Study suggests mu­sic and nat­ive lan­guage in­ter­act in the brain

December 11, 2017 by Ashley

From the University of Helsinki press release:

The brain’s auditory system can be shaped by exposure to different auditory environments, such as native language and musical training.

A recent doctoral study by Caitlin Dawson from University of Helsinki focuses on interacting effects of native language patterns and musical experience on early auditory processing of basic sound features. Methods included electrophysiological brainstem recording as well as a set of behavioral auditory discrimination tasks.

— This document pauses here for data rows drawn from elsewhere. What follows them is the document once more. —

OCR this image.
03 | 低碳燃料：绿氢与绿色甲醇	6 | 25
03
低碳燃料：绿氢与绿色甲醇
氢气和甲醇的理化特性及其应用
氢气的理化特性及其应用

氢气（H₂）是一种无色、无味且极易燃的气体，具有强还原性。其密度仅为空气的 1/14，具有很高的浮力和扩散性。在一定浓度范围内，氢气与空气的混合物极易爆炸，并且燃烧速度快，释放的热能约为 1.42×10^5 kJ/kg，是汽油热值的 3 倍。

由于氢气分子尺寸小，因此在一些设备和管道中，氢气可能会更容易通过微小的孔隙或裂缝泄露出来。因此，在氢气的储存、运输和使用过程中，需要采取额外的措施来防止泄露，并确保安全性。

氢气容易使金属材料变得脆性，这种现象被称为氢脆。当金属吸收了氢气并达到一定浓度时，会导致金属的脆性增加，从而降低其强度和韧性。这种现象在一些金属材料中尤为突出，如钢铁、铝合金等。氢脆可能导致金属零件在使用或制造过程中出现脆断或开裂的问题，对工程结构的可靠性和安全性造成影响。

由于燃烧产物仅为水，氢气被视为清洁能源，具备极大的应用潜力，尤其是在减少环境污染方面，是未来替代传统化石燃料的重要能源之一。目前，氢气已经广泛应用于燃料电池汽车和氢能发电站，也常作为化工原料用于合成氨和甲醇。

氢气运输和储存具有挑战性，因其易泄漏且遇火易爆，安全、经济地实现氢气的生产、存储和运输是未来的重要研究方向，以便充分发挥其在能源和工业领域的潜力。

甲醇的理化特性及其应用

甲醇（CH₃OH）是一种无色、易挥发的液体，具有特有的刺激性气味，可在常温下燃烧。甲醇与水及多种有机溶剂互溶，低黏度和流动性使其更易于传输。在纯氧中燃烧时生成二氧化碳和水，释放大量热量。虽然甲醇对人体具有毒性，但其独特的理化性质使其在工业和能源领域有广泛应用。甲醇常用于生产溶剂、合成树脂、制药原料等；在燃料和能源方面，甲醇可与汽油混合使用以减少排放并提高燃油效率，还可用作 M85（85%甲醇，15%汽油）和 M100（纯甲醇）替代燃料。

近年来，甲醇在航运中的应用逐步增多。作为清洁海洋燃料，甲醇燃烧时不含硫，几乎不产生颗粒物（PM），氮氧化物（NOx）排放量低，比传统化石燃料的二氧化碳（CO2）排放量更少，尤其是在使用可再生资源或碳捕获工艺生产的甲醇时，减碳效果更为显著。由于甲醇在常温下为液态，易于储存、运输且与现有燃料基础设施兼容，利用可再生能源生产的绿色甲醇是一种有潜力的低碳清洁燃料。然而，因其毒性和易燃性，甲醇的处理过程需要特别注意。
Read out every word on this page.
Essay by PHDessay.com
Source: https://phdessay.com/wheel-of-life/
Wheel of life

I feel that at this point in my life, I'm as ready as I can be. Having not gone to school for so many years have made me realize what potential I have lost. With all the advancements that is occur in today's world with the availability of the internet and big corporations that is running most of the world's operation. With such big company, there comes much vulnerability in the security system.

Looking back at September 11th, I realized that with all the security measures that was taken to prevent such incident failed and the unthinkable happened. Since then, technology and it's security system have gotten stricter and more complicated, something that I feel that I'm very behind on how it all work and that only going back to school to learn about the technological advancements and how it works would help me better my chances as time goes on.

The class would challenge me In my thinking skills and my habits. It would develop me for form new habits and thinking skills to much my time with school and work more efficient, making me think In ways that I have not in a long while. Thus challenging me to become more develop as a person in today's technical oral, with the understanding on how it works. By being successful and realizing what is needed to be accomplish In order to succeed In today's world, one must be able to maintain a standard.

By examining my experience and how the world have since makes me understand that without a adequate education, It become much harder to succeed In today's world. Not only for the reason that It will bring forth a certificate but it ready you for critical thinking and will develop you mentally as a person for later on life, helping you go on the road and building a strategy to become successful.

The auditory tasks were designed to find discrimination thresholds for intensity, frequency, and duration. A self-report questionnaire on musical sophistication was also used in the analyses.

“We found that Finnish speakers showed an advantage in duration processing in the brainstem, compared to German speakers. The reason for this may be that Finnish language includes long and short sounds that determine the meaning of words, which trains Finnish speakers’ brains to be very sensitive to the timing of sounds,” Dawson states.

For Finnish speakers, musical expertise was associated with enhanced behavioral frequency discrimination. Mandarin speaking musicians showed enhanced behavioral discrimination in both frequency and duration. Mandarin Chinese language has tones which determine the meaning of words.

“The perceptual effects of musical expertise were not reflected in brainstem responses in either Finnish or Mandarin speakers. This might be because language is an earlier and more essential skill than music, and native speakers are experts at their own language,” Dawson says.

The results suggest that musical expertise does not enhance all auditory features equally for all language speakers; native language phonological patterns may modulate the enhancing effects of musical expertise on processing of specific features.